Emma is her name, and “that's John who has just come in, he fixes things,” she says. At first it's a steady stream of small talk. As I draw her she begins telling me more about herself and her younger days, when she had less wrinkles. She said she was a real beauty, that the soldiers alway wanted her to care for them. A nurse during the Great War. At twenty, my subject treated soldiers blinded by the gas in the trenches of the so-called Great War. An image of the blind man who walked by our house daily, back when I was busy with my cap guns and toy cowboys came to me as I listened. Out-of-ear-shot, Mom told about those men who were injured in that war. Now, twenty years later, I am sitting across from a lady who was there.
She tells me what it was like seeing what wars do. Old men send young men out to war, and then, turning into old men themselves, they send the next generation out to be killed. Nodding in agreement, I add the sadness that replaces the soft smile in my sketch. A gentleman sits down with us commenting on my drawing of Emma and saying she still is a pretty good looking nurse. Turning to a fresh page I begin a new sketch of my new friend who continues on with Emma's story. Besides being a nurse in the Great War she was a suffragette and still gets all the women out there to vote. The more I learned about her the more meaning my drawing takes on for me. There was a tear forming in her one eye. Only after she left did my new friend tell me Emma had lost two sons in the Second World War.

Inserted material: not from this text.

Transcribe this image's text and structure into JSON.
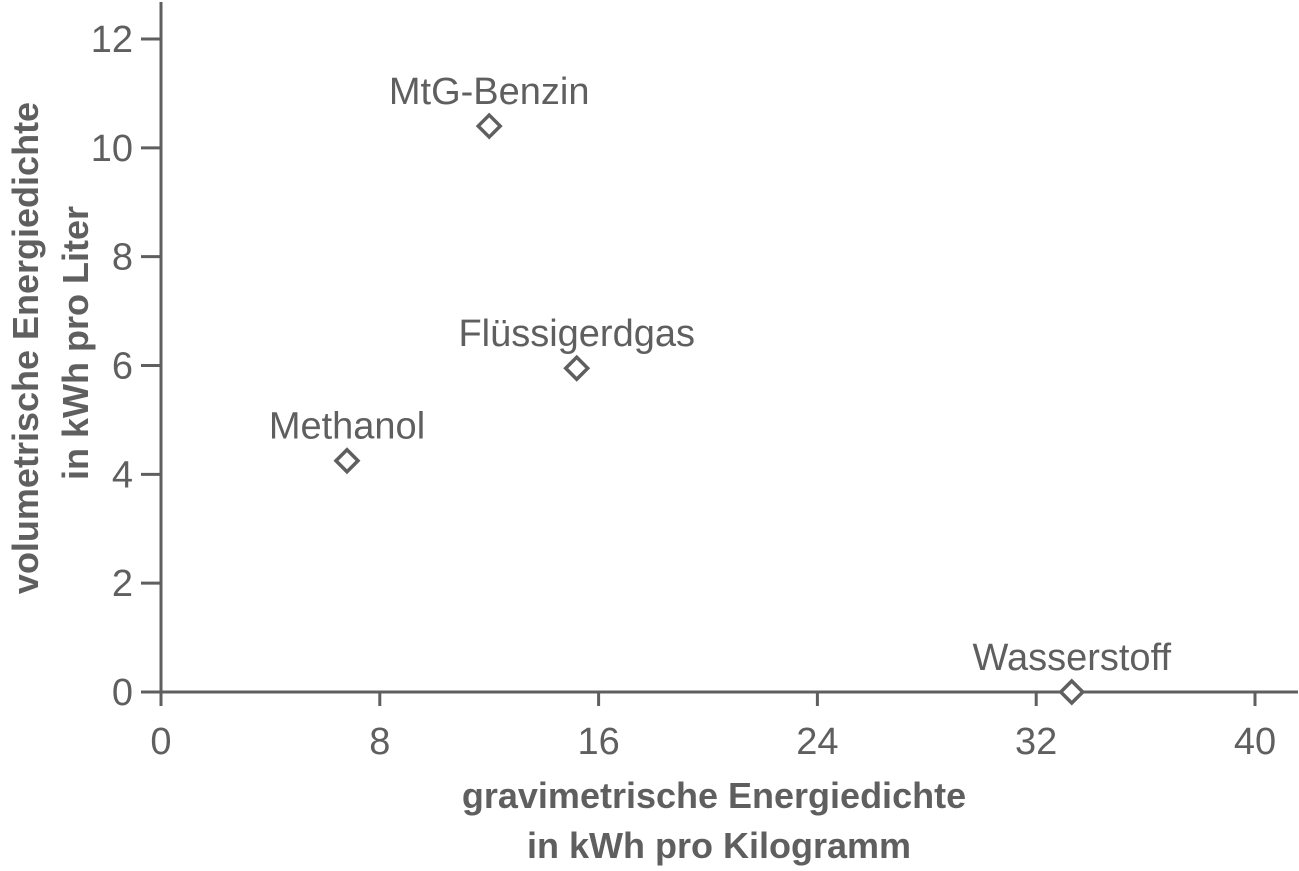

Every now and then I think about sitting in that Kentucky cafe and listening to total strangers become part of who I am, what I do. How fortunate I am to be an artist, even if it is only to myself. Today, at 76, I have a memory of a landscape I lived coming to life again on the easel. It is being painted today, but I lived it with my friend Paul some forty years ago. Closing my eyes I see the landscape and Emma. Tomorrow I may see the landscape, and my brother Francis, as I paint.